Dive Brief:
- With sales dropping, Natura & Co’s board has authorized management to explore strategic alternatives for The Body Shop, according to a Monday Securities and Exchange Commission filing.
- The Brazilian cosmetics conglomerate said that alternatives could include a potential sale of the beauty brand, per the filing.
- Natura & Co — which also operates its namesake brand and Avon — noted that there is no guarantee that the process will result in a transaction and the company does not plan to comment on it unless further disclosure is necessary.
Dive Insight:
Natura & Co’s move to explore strategic options follows decreasing sales at The Body Shop and leadership changes.
The Body Shop CEO David Boynton announced in April that he would exit the company after five years in the role. Natura & Co Board Director Ian Bickley took on the interim CEO position for the beauty brand while it searches for Boynton’s successor.

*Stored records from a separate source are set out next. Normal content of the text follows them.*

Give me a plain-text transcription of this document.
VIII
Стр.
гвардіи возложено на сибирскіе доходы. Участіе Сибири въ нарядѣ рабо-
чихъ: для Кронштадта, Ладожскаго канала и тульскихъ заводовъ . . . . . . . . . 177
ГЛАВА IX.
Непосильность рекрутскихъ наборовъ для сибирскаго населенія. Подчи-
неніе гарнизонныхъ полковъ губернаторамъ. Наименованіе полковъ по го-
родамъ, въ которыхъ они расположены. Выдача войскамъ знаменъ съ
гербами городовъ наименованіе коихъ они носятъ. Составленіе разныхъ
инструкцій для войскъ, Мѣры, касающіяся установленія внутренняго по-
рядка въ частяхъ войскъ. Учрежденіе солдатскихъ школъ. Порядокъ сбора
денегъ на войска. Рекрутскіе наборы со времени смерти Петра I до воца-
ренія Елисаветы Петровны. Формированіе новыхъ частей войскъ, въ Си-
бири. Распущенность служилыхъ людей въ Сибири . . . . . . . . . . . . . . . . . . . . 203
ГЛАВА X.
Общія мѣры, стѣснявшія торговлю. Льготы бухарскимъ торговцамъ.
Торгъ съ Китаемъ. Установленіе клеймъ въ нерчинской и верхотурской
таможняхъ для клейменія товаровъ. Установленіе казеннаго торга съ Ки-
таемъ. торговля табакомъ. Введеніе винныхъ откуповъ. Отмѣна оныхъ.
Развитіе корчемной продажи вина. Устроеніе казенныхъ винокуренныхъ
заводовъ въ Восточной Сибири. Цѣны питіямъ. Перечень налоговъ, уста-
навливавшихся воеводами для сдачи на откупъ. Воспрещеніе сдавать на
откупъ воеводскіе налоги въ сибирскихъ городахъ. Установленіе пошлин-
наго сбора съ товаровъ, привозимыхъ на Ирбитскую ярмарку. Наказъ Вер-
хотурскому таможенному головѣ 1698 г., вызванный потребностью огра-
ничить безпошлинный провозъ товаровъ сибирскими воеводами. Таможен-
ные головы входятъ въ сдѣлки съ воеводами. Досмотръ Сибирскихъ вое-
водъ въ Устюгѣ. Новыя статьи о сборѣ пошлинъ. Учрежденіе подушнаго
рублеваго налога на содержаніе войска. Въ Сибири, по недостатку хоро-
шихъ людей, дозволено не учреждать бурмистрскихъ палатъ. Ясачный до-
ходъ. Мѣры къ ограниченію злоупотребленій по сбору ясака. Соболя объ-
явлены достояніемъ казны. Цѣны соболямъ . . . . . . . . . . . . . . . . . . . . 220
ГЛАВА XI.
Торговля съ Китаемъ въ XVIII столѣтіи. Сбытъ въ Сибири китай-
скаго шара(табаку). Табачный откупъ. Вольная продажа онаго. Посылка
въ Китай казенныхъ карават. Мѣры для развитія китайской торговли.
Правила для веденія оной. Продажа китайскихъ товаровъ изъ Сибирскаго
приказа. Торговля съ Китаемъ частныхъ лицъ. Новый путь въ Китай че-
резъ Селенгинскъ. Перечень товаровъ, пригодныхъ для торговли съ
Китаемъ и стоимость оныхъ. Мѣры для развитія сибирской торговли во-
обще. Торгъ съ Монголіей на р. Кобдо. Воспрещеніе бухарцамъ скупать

The company tasked Bickley and The Body Shop’s leadership team with expanding its current business plan to “return to sustainable revenue.”
The Body Shop’s top-line earnings remain “challenging” for Natura & Co, according to its second-quarter earnings press release from Aug. 14. Net revenue for the beauty brand during the quarter was down 12% year over year to 800 million Brazilian reals (about $163 million at the time of publication).
Natura & Co acquired The Body Shop from L’Oréal in 2017 in an effort to help the company’s global and multichannel growth. L’Oréal had bought the beauty brand in 2006.
If the Brazilian company were to sell The Body Shop this year, it would be the second sale for Natura & Co in 2023. The company entered into an agreement to sell Aesop to L’Oréal in April for $2.5 billion. The deal is expected to close in the third quarter. Natura & Co acquired a majority stake in Aesop in 2012 for about 68 million Australian dollars.